Note that on electric models, manufacturers may configure heating elements differently. Most use tubular elements, though at least one uses flat elements. More significantly, on some models, heating elements may be attached to the back of the heating plate (usually steel ranging from 5/8" to 1" thick). Most, but not all, top platens are constructed with the heating elements sealed in die-cast aluminum.
What you should look for is consistently even heating across the cooking surfaces (both griddle and platen), whether gas or electric.

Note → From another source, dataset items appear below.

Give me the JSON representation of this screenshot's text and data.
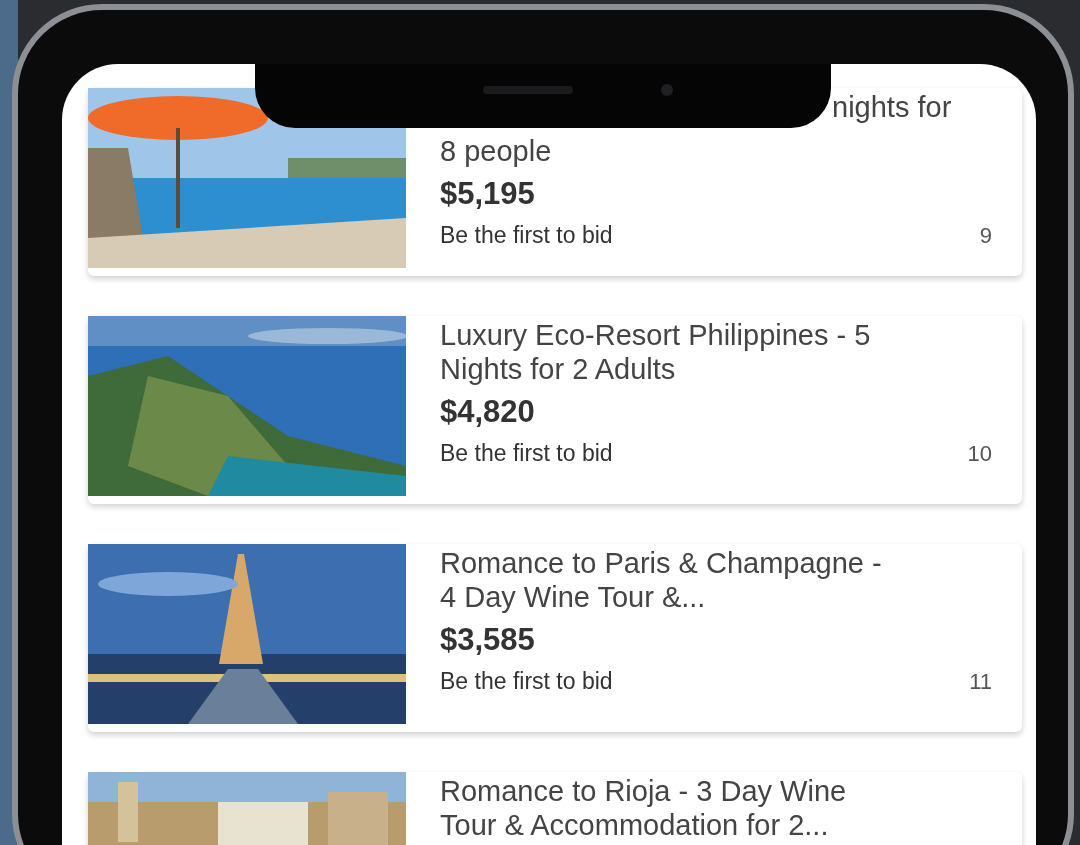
{
  "listings": [
    {
      "title_lines": [
        "nights for",
        "8 people"
      ],
      "first_line_partly_hidden": true,
      "price": "$5,195",
      "bid_status": "Be the first to bid",
      "number": "9"
    },
    {
      "title_lines": [
        "Luxury Eco-Resort Philippines - 5",
        "Nights for 2 Adults"
      ],
      "first_line_partly_hidden": false,
      "price": "$4,820",
      "bid_status": "Be the first to bid",
      "number": "10"
    },
    {
      "title_lines": [
        "Romance to Paris & Champagne -",
        "4 Day Wine Tour &..."
      ],
      "first_line_partly_hidden": false,
      "price": "$3,585",
      "bid_status": "Be the first to bid",
      "number": "11"
    },
    {
      "title_lines": [
        "Romance to Rioja - 3 Day Wine",
        "Tour & Accommodation for 2..."
      ],
      "first_line_partly_hidden": false
    }
  ]
}
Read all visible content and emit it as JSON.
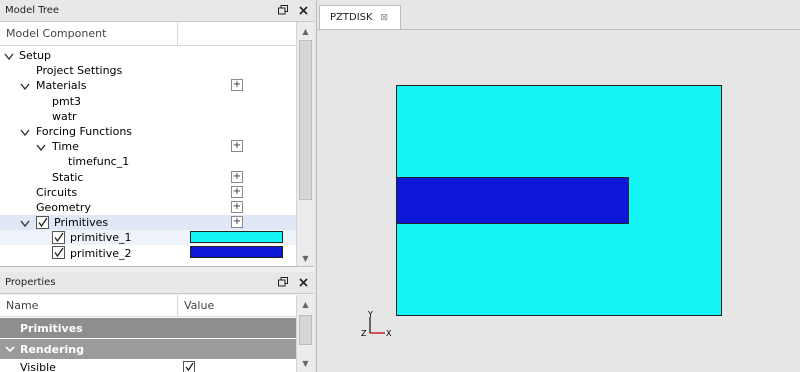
{
  "model_tree": {
    "title": "Model Tree",
    "column_header": "Model Component",
    "items": [
      {
        "label": "Setup",
        "level": 0,
        "expanded": true
      },
      {
        "label": "Project Settings",
        "level": 1
      },
      {
        "label": "Materials",
        "level": 1,
        "expanded": true,
        "has_add": true
      },
      {
        "label": "pmt3",
        "level": 2
      },
      {
        "label": "watr",
        "level": 2
      },
      {
        "label": "Forcing Functions",
        "level": 1,
        "expanded": true
      },
      {
        "label": "Time",
        "level": 2,
        "expanded": true,
        "has_add": true
      },
      {
        "label": "timefunc_1",
        "level": 3
      },
      {
        "label": "Static",
        "level": 2,
        "has_add": true
      },
      {
        "label": "Circuits",
        "level": 1,
        "has_add": true
      },
      {
        "label": "Geometry",
        "level": 1,
        "has_add": true
      },
      {
        "label": "Primitives",
        "level": 1,
        "expanded": true,
        "checked": true,
        "has_add": true
      },
      {
        "label": "primitive_1",
        "level": 2,
        "checked": true,
        "color": "#14f3f5"
      },
      {
        "label": "primitive_2",
        "level": 2,
        "checked": true,
        "color": "#0c17d7"
      }
    ],
    "add_symbol": "+"
  },
  "properties": {
    "title": "Properties",
    "col_name": "Name",
    "col_value": "Value",
    "groups": [
      "Primitives",
      "Rendering"
    ],
    "rows": [
      {
        "name": "Visible",
        "checked": true
      }
    ]
  },
  "editor": {
    "tab_label": "PZTDISK",
    "tab_close": "⊠",
    "axis_y": "Y",
    "axis_z": "Z",
    "axis_x": "X"
  },
  "colors": {
    "outer_rect": "#14f3f5",
    "inner_rect": "#0c17d7"
  }
}
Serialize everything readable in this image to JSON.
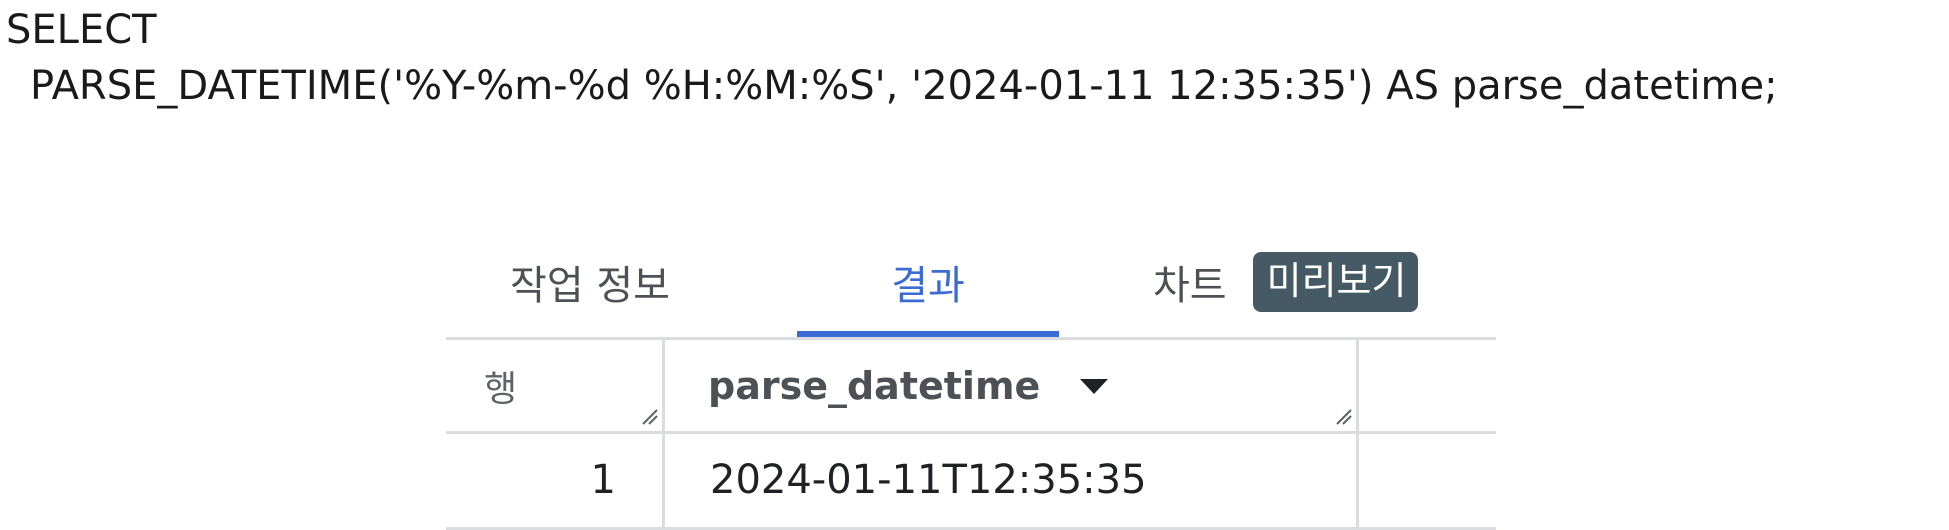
{
  "query": {
    "line1": "SELECT",
    "line2": "PARSE_DATETIME('%Y-%m-%d %H:%M:%S', '2024-01-11 12:35:35') AS parse_datetime;"
  },
  "tabs": {
    "job_info": "작업 정보",
    "results": "결과",
    "chart": "차트",
    "preview_badge": "미리보기",
    "active": "results",
    "accent_color": "#3c6bd4"
  },
  "table": {
    "row_header": "행",
    "columns": [
      "parse_datetime"
    ],
    "rows": [
      {
        "row": "1",
        "parse_datetime": "2024-01-11T12:35:35"
      }
    ]
  },
  "icons": {
    "sort": "sort-down-icon",
    "resize": "column-resize-icon"
  }
}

There shouldn't be any hot or cold spots. Some manufacturers have test data on file that can tell you how their models perform.
Obviously, clamshells with gas griddles need both gas and electric hookups. You may need to update or change your electric service to accommodate either a gas/electric or all-electric clamshell. At the very least, you'll need a separate circuit, as these two-sided cookers use anywhere from 20 to 30 amps.

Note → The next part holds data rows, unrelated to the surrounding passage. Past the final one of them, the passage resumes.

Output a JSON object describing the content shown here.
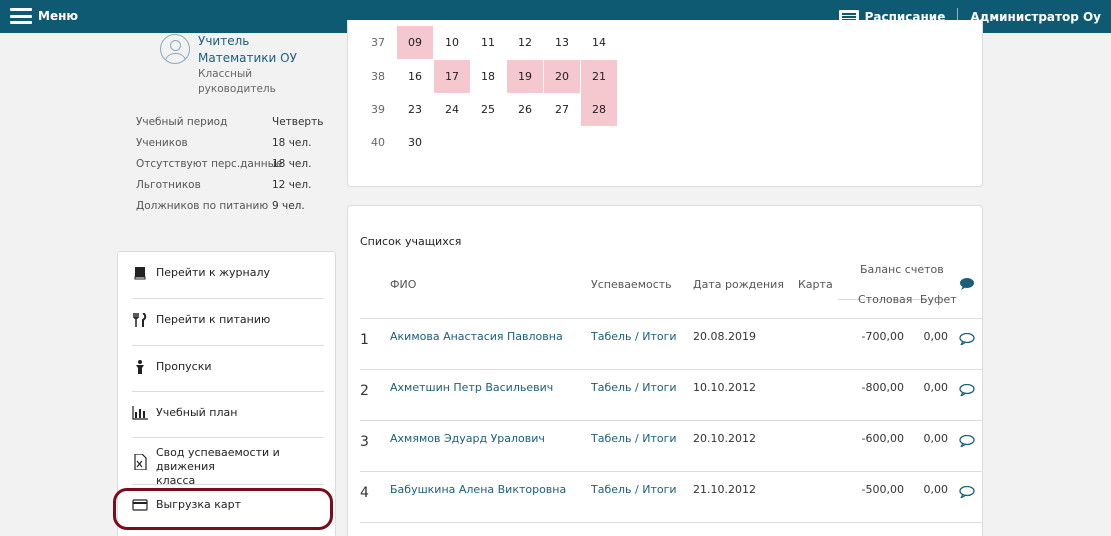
{
  "topbar": {
    "menu_label": "Меню",
    "schedule_label": "Расписание",
    "user_label": "Администратор Оу"
  },
  "profile": {
    "name_line1": "Учитель",
    "name_line2": "Математики ОУ",
    "role_line1": "Классный",
    "role_line2": "руководитель"
  },
  "stats": [
    {
      "label": "Учебный период",
      "value": "Четверть"
    },
    {
      "label": "Учеников",
      "value": "18 чел."
    },
    {
      "label": "Отсутствуют перс.данные",
      "value": "18 чел."
    },
    {
      "label": "Льготников",
      "value": "12 чел."
    },
    {
      "label": "Должников по питанию",
      "value": "9 чел."
    }
  ],
  "nav": [
    {
      "label": "Перейти к журналу",
      "icon": "book-icon"
    },
    {
      "label": "Перейти к питанию",
      "icon": "fork-knife-icon"
    },
    {
      "label": "Пропуски",
      "icon": "person-icon"
    },
    {
      "label": "Учебный план",
      "icon": "bar-chart-icon"
    },
    {
      "label": "Свод успеваемости и движения",
      "label2": "класса",
      "icon": "excel-file-icon"
    },
    {
      "label": "Выгрузка карт",
      "icon": "credit-card-icon"
    }
  ],
  "calendar": {
    "weeks": [
      {
        "week": "37",
        "days": [
          {
            "d": "09",
            "hl": true
          },
          {
            "d": "10"
          },
          {
            "d": "11"
          },
          {
            "d": "12"
          },
          {
            "d": "13"
          },
          {
            "d": "14"
          }
        ]
      },
      {
        "week": "38",
        "days": [
          {
            "d": "16"
          },
          {
            "d": "17",
            "hl": true
          },
          {
            "d": "18"
          },
          {
            "d": "19",
            "hl": true
          },
          {
            "d": "20",
            "hl": true
          },
          {
            "d": "21",
            "hl": true
          }
        ]
      },
      {
        "week": "39",
        "days": [
          {
            "d": "23"
          },
          {
            "d": "24"
          },
          {
            "d": "25"
          },
          {
            "d": "26"
          },
          {
            "d": "27"
          },
          {
            "d": "28",
            "hl": true
          }
        ]
      },
      {
        "week": "40",
        "days": [
          {
            "d": "30"
          }
        ]
      }
    ],
    "highlight_color": "#f5c8cf"
  },
  "students": {
    "title": "Список учащихся",
    "headers": {
      "fio": "ФИО",
      "progress": "Успеваемость",
      "birth": "Дата рождения",
      "card": "Карта",
      "balance": "Баланс счетов",
      "canteen": "Столовая",
      "buffet": "Буфет"
    },
    "rows": [
      {
        "n": "1",
        "name": "Акимова Анастасия Павловна",
        "progress": "Табель / Итоги",
        "birth": "20.08.2019",
        "canteen": "-700,00",
        "buffet": "0,00"
      },
      {
        "n": "2",
        "name": "Ахметшин Петр Васильевич",
        "progress": "Табель / Итоги",
        "birth": "10.10.2012",
        "canteen": "-800,00",
        "buffet": "0,00"
      },
      {
        "n": "3",
        "name": "Ахмямов Эдуард Уралович",
        "progress": "Табель / Итоги",
        "birth": "20.10.2012",
        "canteen": "-600,00",
        "buffet": "0,00"
      },
      {
        "n": "4",
        "name": "Бабушкина Алена Викторовна",
        "progress": "Табель / Итоги",
        "birth": "21.10.2012",
        "canteen": "-500,00",
        "buffet": "0,00"
      }
    ]
  },
  "colors": {
    "topbar": "#0f5a73",
    "link": "#1a5f7a",
    "highlight_oval": "#7a0c1e"
  }
}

Most manufacturers make a couple of different versions of each model to accommodate more common 208V and 240V service, and there are even 220V models. Most also make a model to 380V or 400V for export (400V service is common in Europe), but you may be able to get such service here. Be careful in your selection. One maker's models, for example, are designed to be permanently wired in place, meaning you can't just unplug a unit and roll it to another spot under the hood if you want to change up your cooking line.

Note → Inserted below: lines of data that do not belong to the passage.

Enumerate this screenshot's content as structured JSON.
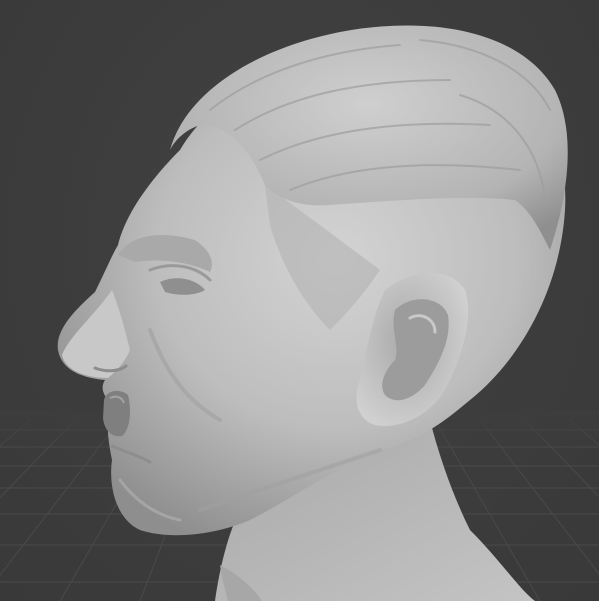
{
  "viewport": {
    "background_color": "#3d3d3d",
    "grid_color": "#4a4a4a",
    "model_color": "#b9b9b9",
    "model_shading": "solid-matcap",
    "model": "sculpted-head-bust-profile-left"
  }
}
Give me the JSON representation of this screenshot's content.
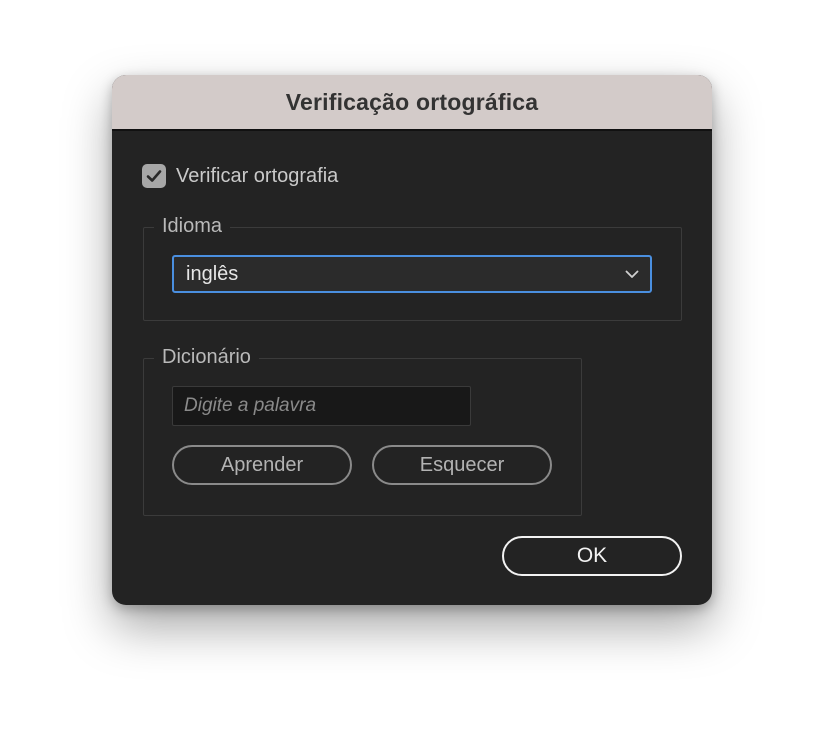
{
  "dialog": {
    "title": "Verificação ortográfica"
  },
  "spellcheck": {
    "label": "Verificar ortografia",
    "checked": true
  },
  "language": {
    "legend": "Idioma",
    "selected": "inglês",
    "icon": "chevron-down-icon"
  },
  "dictionary": {
    "legend": "Dicionário",
    "input_value": "",
    "input_placeholder": "Digite a palavra",
    "learn_label": "Aprender",
    "forget_label": "Esquecer"
  },
  "footer": {
    "ok_label": "OK"
  },
  "colors": {
    "dialog_bg": "#232323",
    "titlebar_bg": "#d3cbc9",
    "focus_accent": "#4a8fe0",
    "checkbox_bg": "#a7a7a7"
  }
}
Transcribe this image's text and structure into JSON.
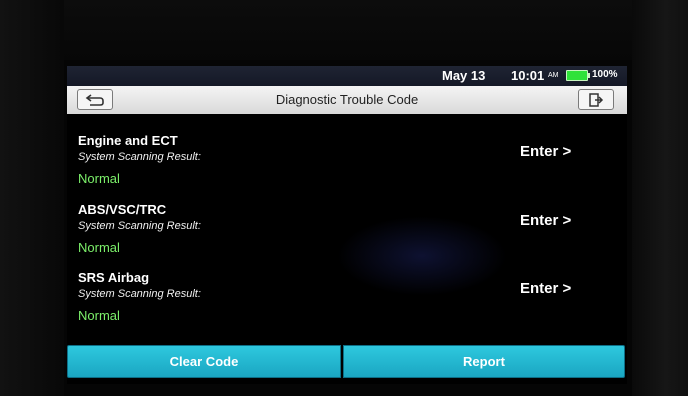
{
  "status_bar": {
    "date": "May 13",
    "time": "10:01",
    "ampm": "AM",
    "battery_percent": "100%",
    "battery_level": 1.0,
    "battery_color": "#2fe23a"
  },
  "header": {
    "title": "Diagnostic Trouble Code",
    "back_icon": "back-arrow-icon",
    "exit_icon": "exit-door-icon"
  },
  "systems": [
    {
      "name": "Engine and ECT",
      "subtitle": "System Scanning Result:",
      "status": "Normal",
      "action": "Enter >"
    },
    {
      "name": "ABS/VSC/TRC",
      "subtitle": "System Scanning Result:",
      "status": "Normal",
      "action": "Enter >"
    },
    {
      "name": "SRS Airbag",
      "subtitle": "System Scanning Result:",
      "status": "Normal",
      "action": "Enter >"
    }
  ],
  "footer": {
    "clear_code": "Clear Code",
    "report": "Report"
  },
  "colors": {
    "status_normal": "#7cf06a",
    "button_accent": "#1fb3cc"
  }
}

Again, contrast that with countertop sandwich presses that are typically wired for 120V service. Split-top grills and light-duty clamshells may be offered in 208V/240V versions. In most cases, you'll still need a dedicated circuit of around 20 amps.
Another area where you'll find obvious difference between high-capacity clamshell griddles and lighter-duty grills is in materials used for the platen and cooking surfaces.
First off, you can get any modelclamshell or sandwich presswith a choice of smooth or grooved cooking surface. You also can mix and match surfaces on multiple-platen modelssmooth surfaces on some sections and grooved on others, or even a smooth griddle and grooved platen to put grill marks on only one side.
Next up is the surface material itself. Let's start with big clamshells. Most griddle surfaces are polished steel plate. At least one maker has a special coating on its griddle surfaces to improve heat distribution, reduce heat transmission and make cleaning easier. Platens, however, may be either steel, coated steel or polished aluminum.
Whatever they're made of ends up being a moot point, as all makers use some type of nonstick "release sheet" that attaches to the platen. Most often Teflon (but in at least one case a proprietary polymer), these sheets are easy to remove and wash, and some are even reversible. Depending on use, they last from about 10 days to several weeks. Be aware, however, that they're on ongoing costabout $10 to $12 apiece. But the upper platens would be nearly impossible to clean without them.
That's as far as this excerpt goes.